“So Bob, I never heard that you could invest in funds in a Life Insurance policy.” George H., my client, said with an obvious interest. “Is this something new?” I quickly responded by saying, “No George. It’s actually been around for over thirty years.” George darted his head back and with a puzzled look said “Then why haven’t I heard of it?” “I think there are three reasons.” I continued by saying “first you have the fact that many life insurance agents are not registered to sell securities. In addition, people are not used to using Life Insurance as an asset class. And lastly you have an added expense of paying the management fee of the funds or sub-accounts that you use.”
George pulled back. As I began to think he wasn’t interested, he leaned forward and said well explain to me how it works. “Actually George, it works exactly how a regular Life Insurance policy works. You get a Death Benefit and select a primary beneficiary. However, in this case, you have the flexibility to choose where you want your premium dollars allocated. It is much like choosing where you want your dollars invested in your IRA or 401k plan.”

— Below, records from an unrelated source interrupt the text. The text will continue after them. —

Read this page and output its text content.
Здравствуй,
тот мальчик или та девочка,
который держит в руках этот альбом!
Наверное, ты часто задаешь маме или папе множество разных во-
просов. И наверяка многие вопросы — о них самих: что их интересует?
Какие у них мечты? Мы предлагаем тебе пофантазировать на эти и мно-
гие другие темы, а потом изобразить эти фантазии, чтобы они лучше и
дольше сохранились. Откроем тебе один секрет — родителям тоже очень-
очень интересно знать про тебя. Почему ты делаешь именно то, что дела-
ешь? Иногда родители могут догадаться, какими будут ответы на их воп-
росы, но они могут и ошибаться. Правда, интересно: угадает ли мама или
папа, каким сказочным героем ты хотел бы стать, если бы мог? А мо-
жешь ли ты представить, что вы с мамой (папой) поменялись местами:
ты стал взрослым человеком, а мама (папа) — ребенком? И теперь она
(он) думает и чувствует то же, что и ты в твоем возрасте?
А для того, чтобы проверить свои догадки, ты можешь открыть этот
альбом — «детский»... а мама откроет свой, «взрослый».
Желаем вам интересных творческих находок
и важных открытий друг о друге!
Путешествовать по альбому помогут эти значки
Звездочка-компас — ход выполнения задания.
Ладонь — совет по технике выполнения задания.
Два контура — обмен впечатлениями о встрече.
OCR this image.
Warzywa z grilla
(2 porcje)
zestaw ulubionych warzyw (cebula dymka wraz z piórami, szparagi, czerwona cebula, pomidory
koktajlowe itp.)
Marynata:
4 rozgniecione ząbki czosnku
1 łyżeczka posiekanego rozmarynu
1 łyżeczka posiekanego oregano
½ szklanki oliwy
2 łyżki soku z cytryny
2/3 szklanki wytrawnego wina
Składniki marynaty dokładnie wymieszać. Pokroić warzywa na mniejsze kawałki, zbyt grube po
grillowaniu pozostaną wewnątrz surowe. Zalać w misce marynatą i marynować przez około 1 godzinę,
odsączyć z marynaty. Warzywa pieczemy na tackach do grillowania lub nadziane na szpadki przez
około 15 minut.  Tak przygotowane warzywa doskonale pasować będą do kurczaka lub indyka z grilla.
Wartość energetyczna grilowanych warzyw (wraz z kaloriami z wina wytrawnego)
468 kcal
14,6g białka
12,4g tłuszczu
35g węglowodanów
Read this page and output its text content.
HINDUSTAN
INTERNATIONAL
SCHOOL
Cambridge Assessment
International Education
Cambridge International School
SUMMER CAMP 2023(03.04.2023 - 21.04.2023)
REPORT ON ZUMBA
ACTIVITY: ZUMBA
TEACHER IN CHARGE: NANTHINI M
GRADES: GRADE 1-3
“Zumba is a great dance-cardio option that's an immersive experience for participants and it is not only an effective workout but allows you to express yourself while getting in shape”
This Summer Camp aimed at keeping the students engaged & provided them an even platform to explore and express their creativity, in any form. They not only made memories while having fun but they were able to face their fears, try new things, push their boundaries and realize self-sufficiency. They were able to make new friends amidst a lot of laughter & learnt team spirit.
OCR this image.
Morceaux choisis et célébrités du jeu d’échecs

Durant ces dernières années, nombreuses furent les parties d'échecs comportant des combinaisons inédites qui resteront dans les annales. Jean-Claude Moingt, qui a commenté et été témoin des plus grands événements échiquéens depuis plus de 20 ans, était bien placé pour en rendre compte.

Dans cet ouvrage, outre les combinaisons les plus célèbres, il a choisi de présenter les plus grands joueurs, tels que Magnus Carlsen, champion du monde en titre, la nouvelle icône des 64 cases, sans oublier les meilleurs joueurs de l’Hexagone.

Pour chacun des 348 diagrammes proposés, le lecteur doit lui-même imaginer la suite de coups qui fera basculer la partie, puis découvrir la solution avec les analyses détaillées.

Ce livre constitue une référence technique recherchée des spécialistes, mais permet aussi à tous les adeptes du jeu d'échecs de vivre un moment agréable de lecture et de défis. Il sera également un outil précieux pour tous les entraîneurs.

“So Bob the Life Insurance Company manages this for me?” I smiled and continued. “No George. They realize they don’t have the expertise to handle Life Insurance and also pick from thousands of stocks. So they enter into selling agreements with many well-known investments companies. These companies have billions of dollars invested and have been in the investment business a very long time.” George murmured and asked, “So I can pick and choose from more than one management company?” I responded. “Yes. There are sometimes up to twenty different companies to choose from and often you have a total of a hundred different investment options.” George asked. “What would be some choices?”
“You could go into domestic equity funds. You might also want to select Income funds such as investment grade Bond fund. There are also many international funds. Another popular option is Sector funds. They would invest in a particular segment of the economy. A good example would be Drug companies.”
George proceeded to inquire further. “The fees must be much higher then, no? In fact George, they are no higher than what you’d pay for a mutual fund. However, please keep in mind that you are paying two fees, the cost of insurance and then the management fees.”
“So are there any other advantages?” George asked. “Perhaps the biggest advantage is that all these equity and bond funds grow TAX-FREE!” George continued. “So I never report any tax income?” While the account grows, your interest gain is always tax-free. When you withdraw the funds it could be possibly taxable. However, if you code this as a LOAN, then the withdrawal is also considered tax-free.”
George then asked for some written information. “What I can do is offer you an illustration based on an assumed interest rate. I generally like to use a conservative estimate of approximately 6%. I will also provide you with a prospectus that explains all the fees for your management of the funds.”
George then offered his thanks and asked for a follow-up meeting.